3ヵ月での異動は、周囲の妙な動きを封印した。

「東大の教授をしていると、定年間際に『どこそこの公的病院の院長就任はいかがですか?』などの打診がくる。案の定、そういう話が水面下でやってきてすごく困った。断ると、噂になり、厚生省や文部省(いずれも当時)関係者が、『あの人はもっと“格上”の病院をねらっているに違いない』、『どこかあてがあるのか?』。あっという間にいろいろな人のいろいろな憶測が、飛び交い始めちゃう。」

進みたい道に賭ける気概

医師インタビュー企画 Vol.1 黒川 清

「もともと僕は病院長になるつもりなど、まったくなかった。病院長は、ほかに多くの適任者がいる。僕でないとできない仕事ではないでしょう。
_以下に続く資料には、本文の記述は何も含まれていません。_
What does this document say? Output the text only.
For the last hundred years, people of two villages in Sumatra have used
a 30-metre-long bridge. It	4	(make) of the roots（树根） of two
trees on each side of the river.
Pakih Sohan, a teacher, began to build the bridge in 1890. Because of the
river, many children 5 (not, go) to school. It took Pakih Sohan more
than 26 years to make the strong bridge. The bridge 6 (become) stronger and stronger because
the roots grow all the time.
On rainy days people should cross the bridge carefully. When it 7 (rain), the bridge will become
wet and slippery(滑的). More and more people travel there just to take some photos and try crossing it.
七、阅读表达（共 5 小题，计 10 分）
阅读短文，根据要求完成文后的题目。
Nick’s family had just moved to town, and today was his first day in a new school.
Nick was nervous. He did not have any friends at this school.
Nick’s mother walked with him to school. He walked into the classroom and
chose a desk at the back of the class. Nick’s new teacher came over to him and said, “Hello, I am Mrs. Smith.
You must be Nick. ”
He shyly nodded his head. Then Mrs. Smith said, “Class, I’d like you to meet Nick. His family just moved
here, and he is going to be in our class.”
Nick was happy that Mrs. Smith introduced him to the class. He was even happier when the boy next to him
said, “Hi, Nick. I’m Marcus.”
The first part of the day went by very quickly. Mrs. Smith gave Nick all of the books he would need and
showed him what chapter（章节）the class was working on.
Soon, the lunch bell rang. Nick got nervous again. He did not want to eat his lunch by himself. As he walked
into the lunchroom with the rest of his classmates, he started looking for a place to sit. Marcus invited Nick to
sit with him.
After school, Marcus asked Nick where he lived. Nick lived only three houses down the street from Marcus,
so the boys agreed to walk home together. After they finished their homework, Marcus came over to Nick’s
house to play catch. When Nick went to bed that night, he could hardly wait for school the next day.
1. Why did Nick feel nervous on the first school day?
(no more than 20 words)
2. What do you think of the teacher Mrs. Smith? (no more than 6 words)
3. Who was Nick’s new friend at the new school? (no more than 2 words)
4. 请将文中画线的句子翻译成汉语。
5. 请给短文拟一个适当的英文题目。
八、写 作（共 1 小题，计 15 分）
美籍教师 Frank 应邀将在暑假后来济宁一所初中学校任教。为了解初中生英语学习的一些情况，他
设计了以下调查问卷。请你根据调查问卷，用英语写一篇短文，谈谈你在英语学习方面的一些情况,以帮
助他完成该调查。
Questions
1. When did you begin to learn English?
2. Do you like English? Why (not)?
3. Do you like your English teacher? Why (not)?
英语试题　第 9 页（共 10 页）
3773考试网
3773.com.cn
でも、不安でなかったとは言いません。断った時点で、行き先が決まっていたわけではありませんから。こっちがだめでも、あっちがある状態ではなく、こっちを断ったらほかの可能性も潰す事態につながりかねません。ただ、迷ったときには、可能性があるかないかは別として、進みたい道が拓けるほうに賭ける気概の有無は、人生のターニングポイントで大きな影響力を発揮します。決して楽観主義ではないですが、強い気概があれば、チャンスが訪れる確率は高くなる。自らの人生を振り返って得た経験則に身をゆだねようと思いました。

そのときに、とても重要なのが自分のボトムラインをどこに引くかです。どうしても譲れない、いかにしても守らねばならないボトムラインを決めておかないと、見栄や外聞に惑わされ、自らの人生を自ら決められないみっともない人生を送るはめになる」

黒川にはやりたいことがあった。帰国していちばん気になった医学教育の改革である。教育の改革をせずして、自分の帰国した意味はない。これがそのときの黒川のボトムラインだった。

ちらほらと彼の周辺がざわめき始めた矢先、東海大学から医学部長として迎えたいと青天の霹靂のような話が持ち上がる。運も実力のうち。黒川は見事に気概で運を引き寄せた。そして目に見えない「しばり」の力が働く前に黒川は即断し、辞任と就任を誰もが驚いている間にすべてを終了させる。

当時の東海大学病院は、経営状態が悪く、病院の経営改革が迫られていた。かたや東海大学は、他大学との差別化を図るべく、学士編入学枠を設けたり、ファカルティ・ディベロップメントを目的にした合宿を行うなど新しい大学・医学教育を取り入れようとしていた。つまり、医学部を変えようとしていたのである。